Israel, the neighboring country affected by the mayhem in Lebanon, never has been a party to Unifil’s terms of reference. Nor have the guerrilla/terrorist groups — first the Palestine Liberation Organization, then Hezbollah — that have occupied the geopolitical black hole of southern Lebanon. Because those movements fought Israel while being essentially accountable to no one, Israel found itself repeatedly drawn into friction with Unifil’s forces during the 18 years of occupation of Lebanon prior to May 2000, when the Israeli military pulled out.
Now the Israeli military is back, and the U.N. is preparing to authorize a new international force for the south. This time, Israel — one half of the potential “cake” — is encouraging the establishment of such a force. It has learned through repeated and extended traumas that the Israeli military must endeavor to never again occupy hostile enemy lands. It accepts that any sort of international force in southern Lebanon is better than a vacuum.
As for the other half of the cake, the government of Lebanon is as weak as ever, and Hezbollah, a proxy of Iran that seeks Israel’s destruction, hardly can be relied on to play a constructive political role.
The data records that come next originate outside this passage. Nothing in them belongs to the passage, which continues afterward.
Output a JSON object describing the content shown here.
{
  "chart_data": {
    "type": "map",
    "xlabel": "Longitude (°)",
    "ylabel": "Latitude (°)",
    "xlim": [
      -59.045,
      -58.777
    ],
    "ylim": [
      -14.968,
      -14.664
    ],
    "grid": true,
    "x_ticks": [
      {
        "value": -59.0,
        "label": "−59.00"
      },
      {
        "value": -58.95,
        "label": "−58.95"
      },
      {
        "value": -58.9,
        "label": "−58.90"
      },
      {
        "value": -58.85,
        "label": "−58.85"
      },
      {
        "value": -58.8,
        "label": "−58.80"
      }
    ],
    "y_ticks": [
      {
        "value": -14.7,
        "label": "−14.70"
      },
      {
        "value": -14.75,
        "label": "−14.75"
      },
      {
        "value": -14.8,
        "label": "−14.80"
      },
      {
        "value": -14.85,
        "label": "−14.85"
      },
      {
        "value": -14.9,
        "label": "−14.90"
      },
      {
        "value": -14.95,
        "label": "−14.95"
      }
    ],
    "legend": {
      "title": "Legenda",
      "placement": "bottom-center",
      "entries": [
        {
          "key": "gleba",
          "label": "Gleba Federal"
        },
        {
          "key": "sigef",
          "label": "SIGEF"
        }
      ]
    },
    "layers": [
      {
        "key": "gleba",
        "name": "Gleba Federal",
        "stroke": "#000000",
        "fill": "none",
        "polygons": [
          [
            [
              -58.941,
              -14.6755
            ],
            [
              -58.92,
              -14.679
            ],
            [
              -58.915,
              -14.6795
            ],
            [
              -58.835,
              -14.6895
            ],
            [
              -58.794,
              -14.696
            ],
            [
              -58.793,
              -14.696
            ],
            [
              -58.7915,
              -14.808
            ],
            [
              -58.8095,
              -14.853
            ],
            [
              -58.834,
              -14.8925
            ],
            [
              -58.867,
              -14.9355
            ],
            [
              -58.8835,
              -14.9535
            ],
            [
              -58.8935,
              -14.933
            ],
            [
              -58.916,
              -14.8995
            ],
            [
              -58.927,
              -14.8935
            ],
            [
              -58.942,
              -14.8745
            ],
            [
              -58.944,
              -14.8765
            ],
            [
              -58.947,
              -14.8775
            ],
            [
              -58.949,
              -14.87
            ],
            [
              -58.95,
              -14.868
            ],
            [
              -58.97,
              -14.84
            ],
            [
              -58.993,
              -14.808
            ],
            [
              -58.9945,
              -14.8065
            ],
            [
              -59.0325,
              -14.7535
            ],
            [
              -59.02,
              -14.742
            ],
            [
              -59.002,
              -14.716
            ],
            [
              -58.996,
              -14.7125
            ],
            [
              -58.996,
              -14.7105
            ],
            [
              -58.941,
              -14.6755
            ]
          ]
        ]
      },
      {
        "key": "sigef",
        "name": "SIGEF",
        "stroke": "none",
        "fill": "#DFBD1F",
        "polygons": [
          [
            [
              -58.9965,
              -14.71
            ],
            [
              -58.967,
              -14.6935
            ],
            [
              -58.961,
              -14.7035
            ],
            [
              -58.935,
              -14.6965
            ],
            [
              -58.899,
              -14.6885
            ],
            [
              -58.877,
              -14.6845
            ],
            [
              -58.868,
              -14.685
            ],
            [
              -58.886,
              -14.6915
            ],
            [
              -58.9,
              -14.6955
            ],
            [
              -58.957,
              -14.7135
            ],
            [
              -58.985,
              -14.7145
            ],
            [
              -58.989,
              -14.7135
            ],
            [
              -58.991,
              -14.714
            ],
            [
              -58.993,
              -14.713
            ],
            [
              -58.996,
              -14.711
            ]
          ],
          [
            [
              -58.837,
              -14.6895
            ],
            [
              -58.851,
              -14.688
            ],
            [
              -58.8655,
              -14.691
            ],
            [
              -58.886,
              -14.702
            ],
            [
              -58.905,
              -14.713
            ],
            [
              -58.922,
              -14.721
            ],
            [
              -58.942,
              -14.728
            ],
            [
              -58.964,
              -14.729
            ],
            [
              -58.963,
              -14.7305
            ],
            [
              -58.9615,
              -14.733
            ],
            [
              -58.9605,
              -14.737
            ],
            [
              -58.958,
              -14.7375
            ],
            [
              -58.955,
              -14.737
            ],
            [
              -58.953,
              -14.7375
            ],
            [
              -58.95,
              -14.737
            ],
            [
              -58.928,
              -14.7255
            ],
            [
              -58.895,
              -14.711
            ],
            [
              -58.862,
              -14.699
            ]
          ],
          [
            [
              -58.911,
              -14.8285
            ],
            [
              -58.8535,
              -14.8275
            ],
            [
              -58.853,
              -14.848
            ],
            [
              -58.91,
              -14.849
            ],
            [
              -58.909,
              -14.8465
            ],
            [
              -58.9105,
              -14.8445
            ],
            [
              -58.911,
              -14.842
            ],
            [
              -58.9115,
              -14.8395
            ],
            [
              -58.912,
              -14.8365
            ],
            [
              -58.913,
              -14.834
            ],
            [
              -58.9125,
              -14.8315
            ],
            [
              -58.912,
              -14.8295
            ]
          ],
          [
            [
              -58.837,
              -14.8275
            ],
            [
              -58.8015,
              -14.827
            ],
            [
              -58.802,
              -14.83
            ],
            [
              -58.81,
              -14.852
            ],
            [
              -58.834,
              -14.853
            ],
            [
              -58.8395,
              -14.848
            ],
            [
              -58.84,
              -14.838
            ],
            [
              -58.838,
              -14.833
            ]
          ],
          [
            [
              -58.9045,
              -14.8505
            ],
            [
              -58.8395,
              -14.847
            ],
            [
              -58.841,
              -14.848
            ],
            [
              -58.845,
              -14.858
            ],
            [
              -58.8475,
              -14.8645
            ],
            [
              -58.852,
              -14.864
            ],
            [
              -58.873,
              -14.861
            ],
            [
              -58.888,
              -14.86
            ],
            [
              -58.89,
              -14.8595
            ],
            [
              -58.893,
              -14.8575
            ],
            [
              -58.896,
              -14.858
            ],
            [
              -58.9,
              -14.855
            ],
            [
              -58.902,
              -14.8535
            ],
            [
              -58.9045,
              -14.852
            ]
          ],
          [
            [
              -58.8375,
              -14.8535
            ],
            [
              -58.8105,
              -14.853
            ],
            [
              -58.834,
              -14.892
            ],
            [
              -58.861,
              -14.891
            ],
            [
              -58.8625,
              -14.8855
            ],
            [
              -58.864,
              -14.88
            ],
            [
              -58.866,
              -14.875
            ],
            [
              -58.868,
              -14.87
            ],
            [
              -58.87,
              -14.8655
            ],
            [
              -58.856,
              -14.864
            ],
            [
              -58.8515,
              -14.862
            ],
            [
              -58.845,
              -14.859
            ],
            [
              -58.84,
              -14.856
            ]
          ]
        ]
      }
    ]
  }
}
Recall that, back in 1983, its murderous suicide attacks chased an American and French stabilization force out of Lebanon.
The new international force, we are told, will emerge under chapter 7 of the U.N. Charter, have “teeth” and be large enough — at least 10,000 soldiers — to compensate effectively for all these drawbacks. It will escort the Lebanese army south, help Lebanon disarm Hezbollah and prevent the illicit smuggling of arms from Syria. It will in effect be a peacemaking as well as a peacekeeping force.
Meanwhile, we’re stuck with the following equation, one that somehow must be resolved before a cease-fire can hold and an international force can even begin to deploy: Israel will not withdraw from the south until it is replaced by such a force; Hezbollah refuses to agree to a cease-fire until Israel leaves the south, and the countries contributing to an international force, even one with teeth, will not agree to its deployment until there is a stable cease-fire.
This cake is not yet even in the oven.
Yossi Alpher, a former senior adviser to Prime Minister Ehud Barak and former director of the Jaffee Center for Strategic Studies, is co-editor of the bitterlemons family of online publications.